After the fourth edition, Gamma World was sidelined for the Buck Rogers RPG, but returned as a supplement for the Alternity ruleset.

Like many of TSR's other RPGs WotC otherwise abandoned, it gets some nods in d20 Modern supplement material, with some support in both d20 Future and d20 Apocalypse. Jonathan Tweet also penned an article in Dungeon Magazine(2002, issue 94) "Omega world" which despite being just a few pages long was a heck of a lot better than the D20 Modern-based sixth edition crapped out by White Wolf. White Wolf succeeded in removing anything possibly fun by playing the setting dead seriously and costing you more money with the release of several turgid books needed to play the game. There is also, oddly enough, an adaptation of Gamma World to the Star Frontiers game, with reworked statistics for Star Frontiers, called Gamma Dawn.

The seventh edition saw the introduction of cards which bring in a collectable trading card game component. This sadly ruins what would have been an awesome edition and removed the vile after-taste of the lack luster White Wolf edition.
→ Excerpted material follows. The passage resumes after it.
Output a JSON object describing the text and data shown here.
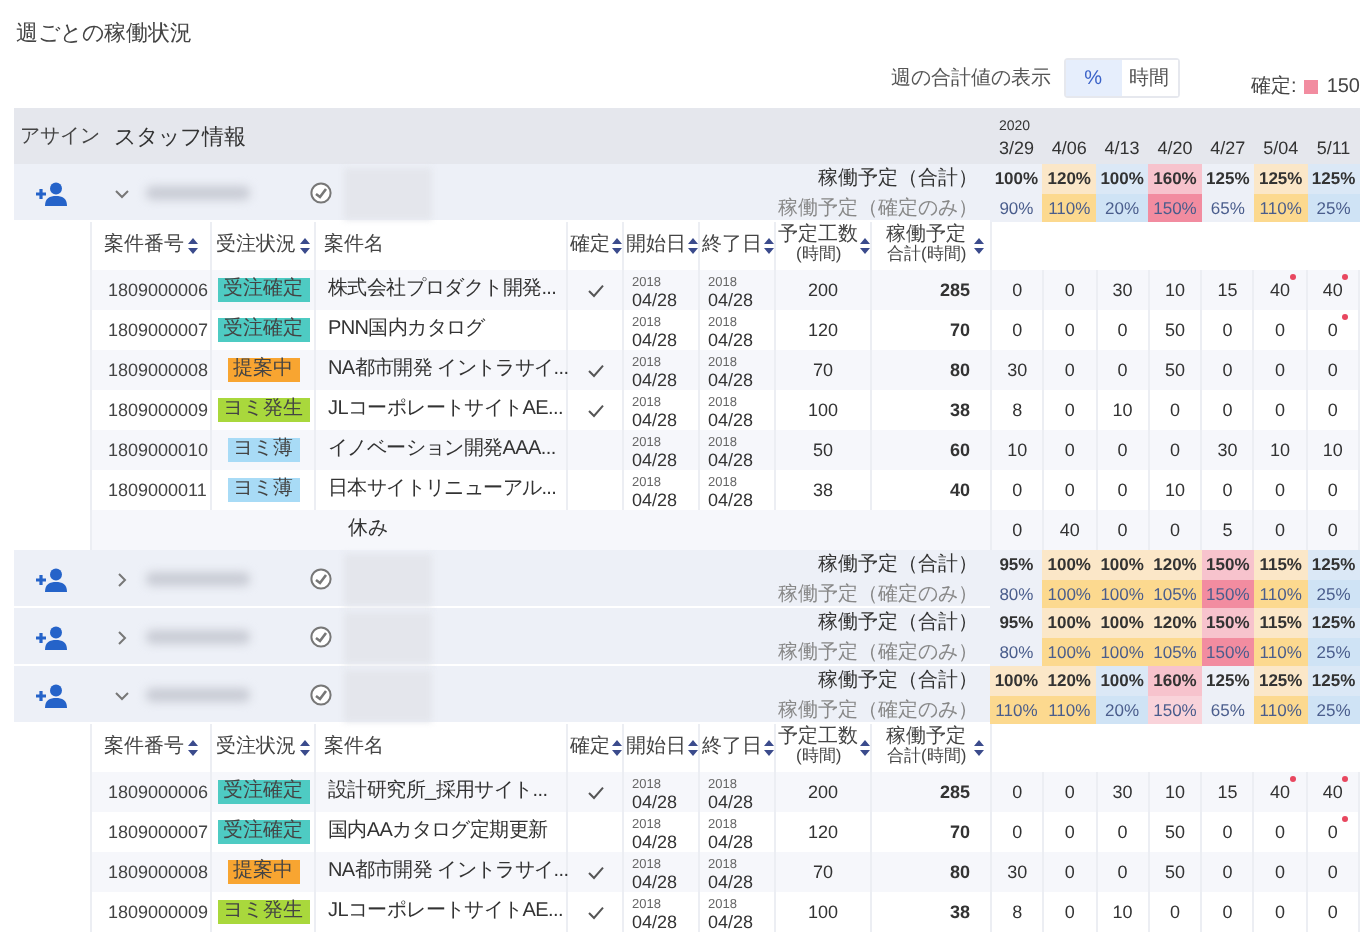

The concept of starting each game with a new, random set of artifacts and mutations makes no sense, even for a wacky game like Gamma World, but that wasn't what really soured people. Had the mutations and tech cards been released in fixed, non-random expansion sets like Munchkin or SmashUp then they might have been better received as a bizarre gimmick to shake up encounters. But instead they were sold in random packs and the whole thing came off as a shameless cash grab.

In closing second edition is probably one of the most awesome editions as not only do you get a lot of useful material and a pretty map to look at, but best of all Pittsburgh gets nuked. In the first edition module, The Legion of Gold, the location called "the Barony of Horn" is located in Jacksonville, Wisconsin area and includes Lake Geneva — home of Gary Gygax and TSR Inc. And if the title is not clear enough, Famine in Far-Go takes place in Fargo, North Dakota, and is notable for its criss-crossing ruined highway system and army of mutant chickens.

Gamma World has a sizable cult-following, and over the years, spawned a number of spiritual successors, like Mutant Future, Mutant Epoch, Mutant Crawl Classic, and a host of other smaller titles.